Date of Award:
Doctor of Philosophy (PhD)
Civil and Environmental Engineering
Determining the root uptake of xenobiotic organic chemicals into plants is critical for assessing the human and ecological health risks associated with the consumption of plants growing in contaminated environments. Root uptake of xenobiotic organics occurs passively in conjunction with transpiration and the transport from root to shoot is ultimately controlled by passage through one or more lipid root membranes. The transpiration stream concentration factor (TSCF), the ratio between the concentration of a chemical in the xylem to that in the solution used by the roots, is used to describe the relative ability of an organic chemical to be passively transported from root to shoot.

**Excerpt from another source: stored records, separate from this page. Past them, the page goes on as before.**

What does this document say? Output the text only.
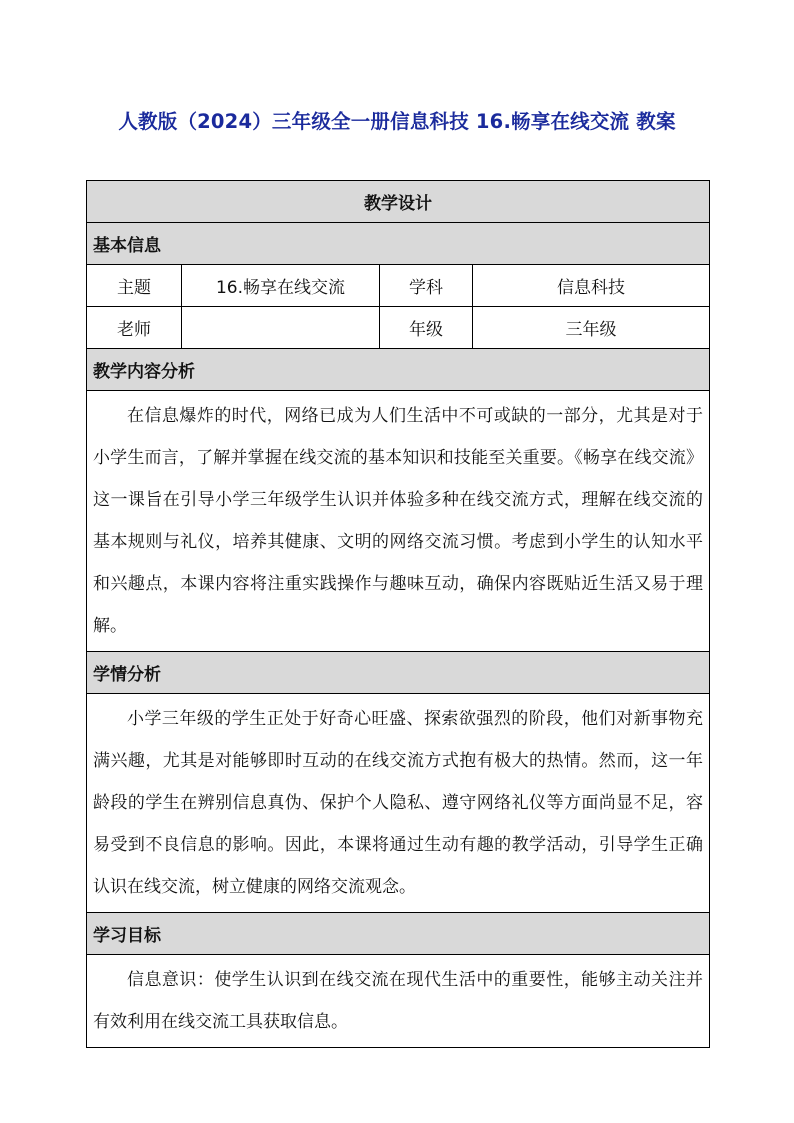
人教版（2024）三年级全一册信息科技 16.畅享在线交流 教案
教学设计			
基本信息			
主题	16.畅享在线交流	学科	信息科技
老师		年级	三年级
教学内容分析			
在信息爆炸的时代，网络已成为人们生活中不可或缺的一部分，尤其是对于小学生而言，了解并掌握在线交流的基本知识和技能至关重要。《畅享在线交流》这一课旨在引导小学三年级学生认识并体验多种在线交流方式，理解在线交流的基本规则与礼仪，培养其健康、文明的网络交流习惯。考虑到小学生的认知水平和兴趣点，本课内容将注重实践操作与趣味互动，确保内容既贴近生活又易于理解。			
学情分析			
小学三年级的学生正处于好奇心旺盛、探索欲强烈的阶段，他们对新事物充满兴趣，尤其是对能够即时互动的在线交流方式抱有极大的热情。然而，这一年龄段的学生在辨别信息真伪、保护个人隐私、遵守网络礼仪等方面尚显不足，容易受到不良信息的影响。因此，本课将通过生动有趣的教学活动，引导学生正确认识在线交流，树立健康的网络交流观念。			
学习目标			
信息意识：使学生认识到在线交流在现代生活中的重要性，能够主动关注并有效利用在线交流工具获取信息。			
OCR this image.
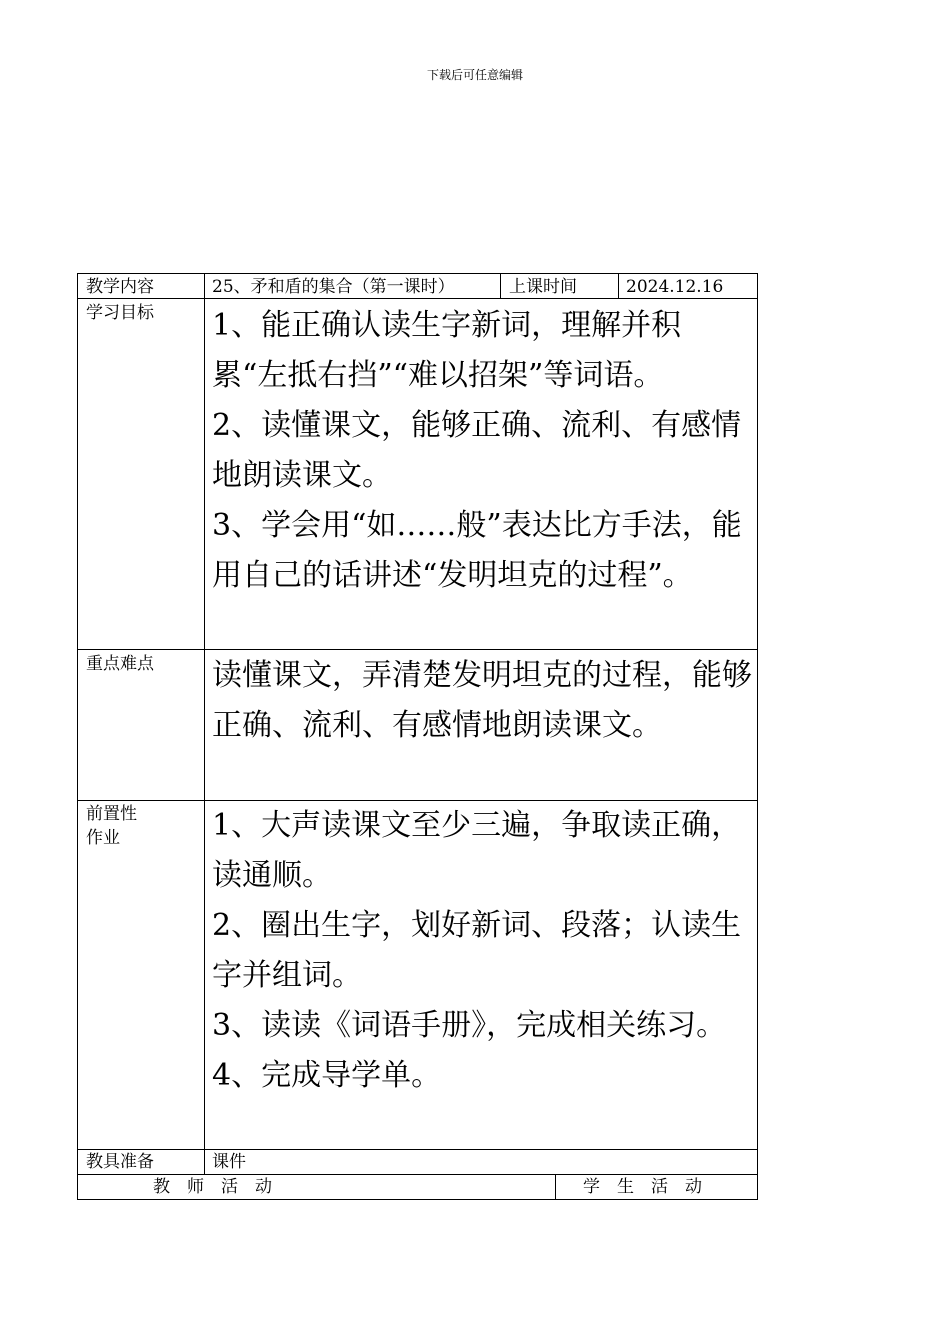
下载后可任意编辑
教学内容	25、矛和盾的集合（第一课时）	上课时间	2024.12.16
学习目标	1、能正确认读生字新词，理解并积累“左抵右挡”“难以招架”等词语。
2、读懂课文，能够正确、流利、有感情地朗读课文。
3、学会用“如……般”表达比方手法，能用自己的话讲述“发明坦克的过程”。
重点难点	读懂课文，弄清楚发明坦克的过程，能够正确、流利、有感情地朗读课文。
前置性
作业	1、大声读课文至少三遍，争取读正确，读通顺。
2、圈出生字，划好新词、段落；认读生字并组词。
3、读读《词语手册》，完成相关练习。
4、完成导学单。
教具准备	课件
教师活动	学生活动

However, relatively few experimental TSCF values exist due to the cost and the lack of regulatory requirements for generating such data. Where literature data exist for chemicals having more than one TSCF, the variability is often large due to the lack of standardized methods and difficulty in accounting for metabolism and volatilization losses occurring during the uptake experiments. Because of the scarcity of experimental values, estimated TSCFs are often used. Widely cited estimation approaches relating TSCF and the logarithm octanol/water partition coefficient (log KOW) suggest that only compounds that are in the intermediate lipophilicity range (log KOW = 2) will be taken up and translocated by plants. However, recent data for highly water soluble compounds such as 1,4-dioxane, MTBE, and sulfolane suggest that these estimation techniques should be critically reviewed. To re-evaluate the relationship between TSCF and log Kow, TSCFs were measured for 25 organic chemicals ranging in log KOW from -0.8 to 5 using an improved pressure chamber technique. The technique provides an approach for efficiently generating consistent plant uptake data. By using this data, a new mass transfer model relating TSCF and log KOW was developed that indicates that neutral, polar organic compounds are most likely taken up by plant roots and translocated to shoot tissue. An extensive review of literature TSCF studies supports the updated model.
Dettenmaier, Erik, "Measuring and Modeling of Plant Root Uptake of Organic Chemicals" (2008). All Graduate Theses and Dissertations. 18.